The chat signaling control service is used for controlling the chat process and providing a chat session establishment method for the client, providing an audio and video stream playing address for the client, providing an audio and video stream pushing address for the client, providing a character chat session address for the client, notifying each client when the chat session is closed, providing a maintenance recovery service for the chat session, providing the chat session address to which a character recognition result is sent for ASR service, and providing an audio and video stream service pushing address of a voice result for TTS service.
And the audio and video stream service is used for processing the audio and video stream media part in the chat process, providing the playing service of the audio and video stream for the client, providing the pushing service of the audio and video for the client, mixing the audio stream provided by the TTS service into the audio and video stream needing to be played by the client, separating the audio stream of the client, delivering the audio stream to the ASR service for identification and conversion, generating a caption from characters generated by the ASR service, and mixing the caption into the audio and video stream needing to be played by the client.
The text chat room service is used for processing the text chat part in the chat process, processing the receiving and distribution of text chat contents from the client, providing text recognition result receiving service for ASR service, mixing the text recognition results into the corresponding chat rooms, providing the text chat contents from the client to TTS service, and performing TTS processing.
And the ASR service is used for converting the voice part in the chatting process into characters, identifying the audio stream, converting the audio stream into characters, sending the character identification result to a character chatting room address provided by the chatting signaling control service, and sending the character identification result to the audio and video streaming service for mixing into subtitles.
TTS service, which is used to convert the text part into voice, and convert the text into voice, and send the voice conversion result to the audio/video stream service address provided by the chat signaling control service.
The operating system of the server system is Windows, Linux or Unix.

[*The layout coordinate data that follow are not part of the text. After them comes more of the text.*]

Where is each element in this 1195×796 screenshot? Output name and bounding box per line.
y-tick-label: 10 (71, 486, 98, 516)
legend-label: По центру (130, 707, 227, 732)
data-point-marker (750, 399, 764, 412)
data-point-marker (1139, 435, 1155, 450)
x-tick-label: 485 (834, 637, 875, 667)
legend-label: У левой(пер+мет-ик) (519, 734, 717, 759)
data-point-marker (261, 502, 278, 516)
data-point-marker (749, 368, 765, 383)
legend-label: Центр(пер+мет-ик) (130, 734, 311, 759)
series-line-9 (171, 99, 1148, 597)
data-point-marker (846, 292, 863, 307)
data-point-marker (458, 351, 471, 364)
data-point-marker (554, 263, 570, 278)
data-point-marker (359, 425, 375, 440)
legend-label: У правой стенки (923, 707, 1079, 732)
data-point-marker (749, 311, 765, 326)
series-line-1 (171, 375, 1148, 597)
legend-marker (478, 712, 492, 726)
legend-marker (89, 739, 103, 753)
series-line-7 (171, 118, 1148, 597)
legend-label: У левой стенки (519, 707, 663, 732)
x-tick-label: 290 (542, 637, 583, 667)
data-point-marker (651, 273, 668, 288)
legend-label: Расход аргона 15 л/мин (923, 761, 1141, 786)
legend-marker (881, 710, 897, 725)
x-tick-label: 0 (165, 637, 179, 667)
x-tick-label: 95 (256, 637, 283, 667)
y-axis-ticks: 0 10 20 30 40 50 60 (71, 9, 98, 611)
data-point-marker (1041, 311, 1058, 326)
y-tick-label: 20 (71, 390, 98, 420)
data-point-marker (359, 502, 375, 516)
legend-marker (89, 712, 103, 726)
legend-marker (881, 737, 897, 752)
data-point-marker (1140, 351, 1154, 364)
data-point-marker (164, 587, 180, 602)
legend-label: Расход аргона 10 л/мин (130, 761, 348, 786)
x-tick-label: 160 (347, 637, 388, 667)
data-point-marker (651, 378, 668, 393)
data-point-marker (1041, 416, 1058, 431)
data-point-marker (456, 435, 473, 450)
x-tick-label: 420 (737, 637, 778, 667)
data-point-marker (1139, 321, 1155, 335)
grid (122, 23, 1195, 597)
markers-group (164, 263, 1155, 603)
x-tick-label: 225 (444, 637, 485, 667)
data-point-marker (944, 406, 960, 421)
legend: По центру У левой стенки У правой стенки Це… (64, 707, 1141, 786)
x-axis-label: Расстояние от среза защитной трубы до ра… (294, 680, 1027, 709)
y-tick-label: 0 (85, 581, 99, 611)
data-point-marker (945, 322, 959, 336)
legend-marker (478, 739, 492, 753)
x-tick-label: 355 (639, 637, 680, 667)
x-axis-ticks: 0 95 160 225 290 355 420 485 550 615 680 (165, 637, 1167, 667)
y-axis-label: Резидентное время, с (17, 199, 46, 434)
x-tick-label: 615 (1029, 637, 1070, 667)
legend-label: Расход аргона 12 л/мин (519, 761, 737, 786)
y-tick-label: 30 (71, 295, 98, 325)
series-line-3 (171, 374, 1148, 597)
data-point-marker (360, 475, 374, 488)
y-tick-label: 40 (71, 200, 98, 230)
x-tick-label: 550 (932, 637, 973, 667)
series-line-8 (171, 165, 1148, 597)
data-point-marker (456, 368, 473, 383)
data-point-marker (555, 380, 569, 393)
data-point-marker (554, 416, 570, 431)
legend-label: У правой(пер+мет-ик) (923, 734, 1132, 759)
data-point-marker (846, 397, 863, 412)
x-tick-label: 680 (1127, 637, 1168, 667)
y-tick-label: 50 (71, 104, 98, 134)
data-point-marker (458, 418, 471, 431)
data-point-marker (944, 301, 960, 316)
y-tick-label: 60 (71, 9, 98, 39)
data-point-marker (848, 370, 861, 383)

In a third aspect of the present invention, the present invention provides a technical solution: realize accessible video chat terminal includes:
the system terminal comprises a system memory and at least one processor, wherein instructions are stored in the memory, and the memory and the at least one processor are interconnected through a line;
the at least one processor invokes instructions in memory to cause the server to perform the steps of the unobstructed video chat interactive mode as in claim 1.
In a fourth aspect of the present invention, the present invention provides a technical solution: realize accessible video chat terminal includes:
the computer readable storage medium has stored thereon instructions which, when executed by the processor, perform the steps of implementing the barrier-free video chat for hearing impaired people as claimed in claim 1.
Although embodiments of the present invention have been shown and described, it will be appreciated by those skilled in the art that changes, modifications, substitutions and alterations can be made in these embodiments without departing from the principles and spirit of the invention, the scope of which is defined in the appended claims and their equivalents.